Raflarda gördüğün birçok seçenekten birini tercih etmen zor olabilir. Eğer ağırlık kaldırıyorsan uzmanların ilk tercihinin whey protein tozu olduğunu belirtelim. Nutrients dergisinde yer alan 2016 tarihli bir araştırma, whey proteininin vücudun yararlanacağı en kolay protein takviyesi olduğunu söylüyor. Price, “İçinde kas protein sentezi sürecini tetikleyen yüzde 13 lösin amino asidi bulunuyor” diyor ve ekliyor; “Yeni kas dokusu oluşturmak için vücudu hazır hâle getiriyor.”

Whey proteini etki derecelerine göre üç farklı şekilde raflarda yer alıyor. Konsantre whey proteini; en düşük protein içeriği sunuyor ve en ucuz seçenek. İzole whey proteini; yüzde 99 oranında laktoz içermiyor ve bu yüzden intoleransı olanlar için uygun.

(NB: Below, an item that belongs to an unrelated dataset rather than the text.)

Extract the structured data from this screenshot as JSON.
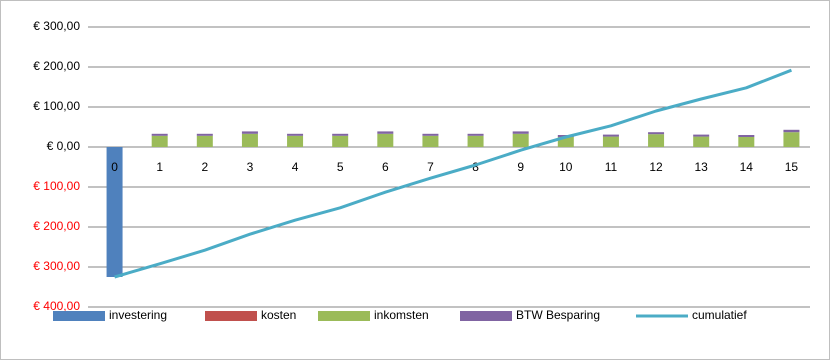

Hidrolize whey protein ise yüzde 95 oranında önceden sindirilmiş proteinden oluşuyor ve en hızlı şekilde emiliyor. Ancak bu yüzden fiyatı daha yüksekte seyrediyor.

Madem öyle, bu kadar referans varken neden whey proteini kullanmayalım ki? Aslında veganlar ve bitki temelli beslenenler için whey zannedildiği gibi en iyi seçenek değil. Ayrıca süt ürünü kullanmayanlar ya da laktoz intoleransı olanlar, ağrılı şişkinlik yaşayabilir. “Sütü kolaylıkla hazmedenler için bile bir kepçe whey proteinini hazmetmek kolay olmayabilir” diyor Price.

Peki, pirinç ya da bezelye gibi bitki temelli alternatifler içinde en iyi seçenek hangisi? Uzmanlar birkaçını deneyip protein içeriği ve tadına göre seçim yapmanın en iyisi olduğunu söylüyor. Price, “Vegan proteinler tam bir esansiyel amino asit içeriğine sahip değildir” diyor ve ekliyor; “Lösin bakımından diğer bitki seçeneklerinden daha zengin olan bezelyedeki protein bile vücudun asit dengesini koruyan glutamin gibi amino asitlerden ve doku onarımı için gerekli argininden yoksundur.” O yüzden eğer ağırlık kaldırıyorsan, protein bakımından zengin yiyecek alımını artırman gerekebilir. Neyse ki markalar, bitki proteinlerini karıştırarak kas yapımına whey kadar etki sağlayacak, daha yuvarlak amino asit profilli toz elde etmenin yollarını arıyor.

En iyisini bulmak için farklı türleri deneme konusunda sakın tereddüt etme. Price, “İki ya da üç çeşit arasında geçiş yapmak, vücuduna aşırı yüklenme ve hassasiyet geliştirme riskini azaltır” diyor.